Watching the moon sail bright across the heaven through the Badger’s skylight windows as I was falling asleep, I thought about sources of strength in making good choices.
People of faith, schooled perhaps in the-answer-is-always-Jesus thinking, are often quick to say “God. God is my strength.” Like Harry Potter’s friend Hermione, swift to supply the right answer.
God is our strength of course – and in some difficult passes, our only strength. We live in Spirit and the Spirit lives in us; otherwise we wouldn’t be alive at all. We would be mere lumps of matter, except that even matter is God-breathed. There is no getting away from the Spirit of God. So God is our strength, naturally; both by grace and by the simple fact of our existing at all.
Even so, the very word “disciple” implies that we live under discipline, not merely scudding along surfing on a cloud of inspiration. We have to do it as well as be it. Discipline requires constant exercise of choice, turning away from the territories we are passing through in order to keep to the path that is ours. This implies effort and effort requires strength; so I thought about our sources of strength.
What brought this to mind is the surprising difficulty I find in choosing every day some things I believe to be good. Not so much lofty things like prayer, I mean (though that, too), but more mundane matters – the food I eat, where I draw water, earth closeting, minimalism, abstaining from activities that hurt the Earth, walking every day. That sort of thing.
In the perpetual experiment and course of study my life has been, I have certainly discovered what is good, both by enquiry and practice. I know perfectly well why it is better for me and better for the Earth to drink water from the local spring, wash up in rainwater, eat what is simple and natural and stay away from the refined carbs and sugars and processed meat – all that kind of thing. I know why it’s better to light a fire or wrap up warm and have a hot water bottle by me than turn on the central heating. I need no further information on the subject.
As to matters of diet, the reasons why I should eat what I know is good are played out with boring repetition when I make poor choices (I do like cake) and end up liverish and shot with pains.
So I asked myself, if I know all this, why is it a hard discipline to keep making the good choices? And what are my sources of strength in making those choices?
The information itself is one source of strength; understanding the point of drinking living water and making off-grid choices is a good motivator when it comes to the slog of carrying the big bottles.
But information alone fails under the pressure of tempting alternative possibilities. Expedience, busyness, convenience – these can overwhelm information even when they should not.
The three principle sources of strength I identified are habit, context and community.

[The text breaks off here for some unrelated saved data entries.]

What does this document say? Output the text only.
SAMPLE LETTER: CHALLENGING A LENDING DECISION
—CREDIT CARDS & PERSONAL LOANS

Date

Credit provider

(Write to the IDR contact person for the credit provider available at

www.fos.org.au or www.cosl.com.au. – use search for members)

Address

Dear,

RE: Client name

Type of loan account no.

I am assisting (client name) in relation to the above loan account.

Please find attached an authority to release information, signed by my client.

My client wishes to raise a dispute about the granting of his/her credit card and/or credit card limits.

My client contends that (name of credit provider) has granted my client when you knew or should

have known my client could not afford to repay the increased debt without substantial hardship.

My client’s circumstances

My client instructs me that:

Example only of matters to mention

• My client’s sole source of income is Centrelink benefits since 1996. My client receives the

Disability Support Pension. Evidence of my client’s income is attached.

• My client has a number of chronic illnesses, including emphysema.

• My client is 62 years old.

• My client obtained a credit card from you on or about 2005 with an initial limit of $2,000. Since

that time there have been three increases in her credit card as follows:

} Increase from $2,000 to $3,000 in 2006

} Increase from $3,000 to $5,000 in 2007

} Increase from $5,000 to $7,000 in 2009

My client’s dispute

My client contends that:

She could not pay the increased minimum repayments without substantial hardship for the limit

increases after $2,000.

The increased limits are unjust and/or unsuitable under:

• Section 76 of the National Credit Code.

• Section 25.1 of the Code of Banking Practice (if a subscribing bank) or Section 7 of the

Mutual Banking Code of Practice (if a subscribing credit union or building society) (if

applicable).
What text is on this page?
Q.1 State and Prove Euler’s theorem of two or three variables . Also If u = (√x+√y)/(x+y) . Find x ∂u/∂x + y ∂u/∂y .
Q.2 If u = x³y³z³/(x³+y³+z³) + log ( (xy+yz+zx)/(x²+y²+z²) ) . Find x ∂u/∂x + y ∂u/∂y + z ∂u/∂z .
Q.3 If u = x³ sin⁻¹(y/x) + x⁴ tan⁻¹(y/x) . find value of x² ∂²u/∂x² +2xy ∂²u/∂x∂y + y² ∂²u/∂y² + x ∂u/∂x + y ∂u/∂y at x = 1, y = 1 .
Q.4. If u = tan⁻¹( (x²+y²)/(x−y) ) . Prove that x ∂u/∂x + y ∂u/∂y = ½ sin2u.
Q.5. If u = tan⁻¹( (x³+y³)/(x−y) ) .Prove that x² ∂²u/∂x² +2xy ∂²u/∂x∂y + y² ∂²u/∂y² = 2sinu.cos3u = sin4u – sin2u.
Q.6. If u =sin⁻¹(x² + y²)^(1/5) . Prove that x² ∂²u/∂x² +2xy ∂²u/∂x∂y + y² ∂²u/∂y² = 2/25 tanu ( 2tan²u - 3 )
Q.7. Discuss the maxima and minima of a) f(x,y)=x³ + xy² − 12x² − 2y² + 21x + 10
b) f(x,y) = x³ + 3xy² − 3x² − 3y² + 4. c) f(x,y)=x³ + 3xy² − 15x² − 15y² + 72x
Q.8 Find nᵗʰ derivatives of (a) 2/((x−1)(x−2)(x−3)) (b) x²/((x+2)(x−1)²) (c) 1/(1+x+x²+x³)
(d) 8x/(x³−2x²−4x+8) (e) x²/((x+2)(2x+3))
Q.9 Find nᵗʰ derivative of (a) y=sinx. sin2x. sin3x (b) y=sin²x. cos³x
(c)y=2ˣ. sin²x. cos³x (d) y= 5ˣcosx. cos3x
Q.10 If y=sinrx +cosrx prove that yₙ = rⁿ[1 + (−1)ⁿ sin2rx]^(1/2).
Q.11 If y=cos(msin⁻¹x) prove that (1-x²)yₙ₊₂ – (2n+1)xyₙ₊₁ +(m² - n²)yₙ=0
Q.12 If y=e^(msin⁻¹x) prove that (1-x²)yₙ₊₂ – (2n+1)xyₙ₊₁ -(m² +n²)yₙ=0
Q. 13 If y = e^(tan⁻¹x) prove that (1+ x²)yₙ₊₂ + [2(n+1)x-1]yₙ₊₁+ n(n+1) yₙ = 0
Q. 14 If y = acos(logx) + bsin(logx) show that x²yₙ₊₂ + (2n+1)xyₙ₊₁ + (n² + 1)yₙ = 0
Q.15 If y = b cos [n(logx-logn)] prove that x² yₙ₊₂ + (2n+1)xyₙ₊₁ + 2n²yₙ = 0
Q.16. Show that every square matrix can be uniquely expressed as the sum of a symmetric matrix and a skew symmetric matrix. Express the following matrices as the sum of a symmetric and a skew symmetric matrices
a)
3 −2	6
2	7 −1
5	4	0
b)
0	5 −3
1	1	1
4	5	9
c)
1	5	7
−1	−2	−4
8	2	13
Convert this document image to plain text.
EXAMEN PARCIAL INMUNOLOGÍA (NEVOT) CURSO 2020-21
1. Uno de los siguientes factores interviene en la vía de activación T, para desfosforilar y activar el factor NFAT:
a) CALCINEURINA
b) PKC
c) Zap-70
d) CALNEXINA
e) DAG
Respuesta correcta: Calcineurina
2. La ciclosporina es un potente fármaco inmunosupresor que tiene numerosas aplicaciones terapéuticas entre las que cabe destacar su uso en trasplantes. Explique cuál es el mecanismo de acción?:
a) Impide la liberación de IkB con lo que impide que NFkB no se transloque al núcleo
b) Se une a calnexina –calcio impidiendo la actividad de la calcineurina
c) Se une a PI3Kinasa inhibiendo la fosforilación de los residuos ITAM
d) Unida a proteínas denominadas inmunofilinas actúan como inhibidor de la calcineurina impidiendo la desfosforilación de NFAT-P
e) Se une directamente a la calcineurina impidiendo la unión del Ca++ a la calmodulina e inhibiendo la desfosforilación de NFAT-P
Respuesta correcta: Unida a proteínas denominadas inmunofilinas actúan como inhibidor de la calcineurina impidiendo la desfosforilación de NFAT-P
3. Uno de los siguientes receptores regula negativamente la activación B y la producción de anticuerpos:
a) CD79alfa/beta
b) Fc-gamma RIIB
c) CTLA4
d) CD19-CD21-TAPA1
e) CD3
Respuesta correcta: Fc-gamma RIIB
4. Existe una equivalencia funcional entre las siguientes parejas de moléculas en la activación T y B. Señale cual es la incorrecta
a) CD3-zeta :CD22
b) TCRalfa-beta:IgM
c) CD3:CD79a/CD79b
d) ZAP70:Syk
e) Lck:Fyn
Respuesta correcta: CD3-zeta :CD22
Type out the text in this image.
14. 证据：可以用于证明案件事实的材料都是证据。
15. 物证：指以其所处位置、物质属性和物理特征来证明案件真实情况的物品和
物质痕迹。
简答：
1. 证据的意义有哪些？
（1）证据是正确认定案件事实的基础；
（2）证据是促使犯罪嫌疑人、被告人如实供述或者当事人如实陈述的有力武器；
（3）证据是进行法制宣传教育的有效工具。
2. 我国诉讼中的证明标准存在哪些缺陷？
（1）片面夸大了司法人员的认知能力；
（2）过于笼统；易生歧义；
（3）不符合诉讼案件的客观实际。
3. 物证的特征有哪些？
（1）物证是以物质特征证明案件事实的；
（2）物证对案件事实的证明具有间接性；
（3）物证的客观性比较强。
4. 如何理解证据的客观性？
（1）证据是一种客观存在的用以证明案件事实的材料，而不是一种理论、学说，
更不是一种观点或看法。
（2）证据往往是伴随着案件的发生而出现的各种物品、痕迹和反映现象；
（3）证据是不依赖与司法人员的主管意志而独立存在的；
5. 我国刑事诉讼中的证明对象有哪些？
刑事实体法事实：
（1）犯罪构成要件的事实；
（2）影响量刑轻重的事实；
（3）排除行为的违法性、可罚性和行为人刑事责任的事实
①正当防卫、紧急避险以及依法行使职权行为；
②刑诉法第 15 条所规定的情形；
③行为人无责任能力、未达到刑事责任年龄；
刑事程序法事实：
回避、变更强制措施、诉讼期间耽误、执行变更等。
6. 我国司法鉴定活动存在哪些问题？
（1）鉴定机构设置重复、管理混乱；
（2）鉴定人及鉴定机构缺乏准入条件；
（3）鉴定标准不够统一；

Habit is a strong motivator. When I am rushed or harassed, habit becomes the easy choice – the thing that wins through. The point about habit is that you no longer have to think; it’s the path you could walk in your sleep. So when I’m distracted from the weaving of a beautiful fabric of daily routine, by news or obligations or just the presence of other people, it tends to be habit I fall back on. The more I make the good choices, the more likely I am to go on making them. They seem easier as the habit strengthens. They become just what you always do.
Context is also a strong motivator. I should explain what I mean by that. For example, if you are trying to build a dietary discipline that protects you against diabetes, obesity and fibromyalgia, you will do well not to attend cream teas and stay out of the baked goods aisle in the supermarket. If you pick your snack in an orchard and shop in the fruit and vegetable section, you’ll establish the right path for health. What applies to food choices is also true of other choices – surrounding yourself with, or immersing yourself in, the environment that enhances the likelihood of making the right choice is obviously a source of strength. If, for example, you have resolved to stop driving cars and travel only by public transport, you are more likely to keep your resolution if you make your home in the city than if you choose to live up a steep hill five miles from the nearest store and you have a family to feed.
Community is a strong motivator too. It’s easier to sit down to a plate of steamed vegetables if you aren’t with somebody eating a cream doughnut. It’s easier if three of us lug the bottles of water home from the spring and we are all walking along together chatting. And it’s a great deal easier to practice minimalism if the people you live with choose to do the same. You can’t even see your minimalism if they don’t.
It occurred to me that habit, context and community are pillars of the monastic life, which maybe explains its strength and success for helping people who want to make good choices.
I haven’t got anything more to say about this, so I’ll stop here.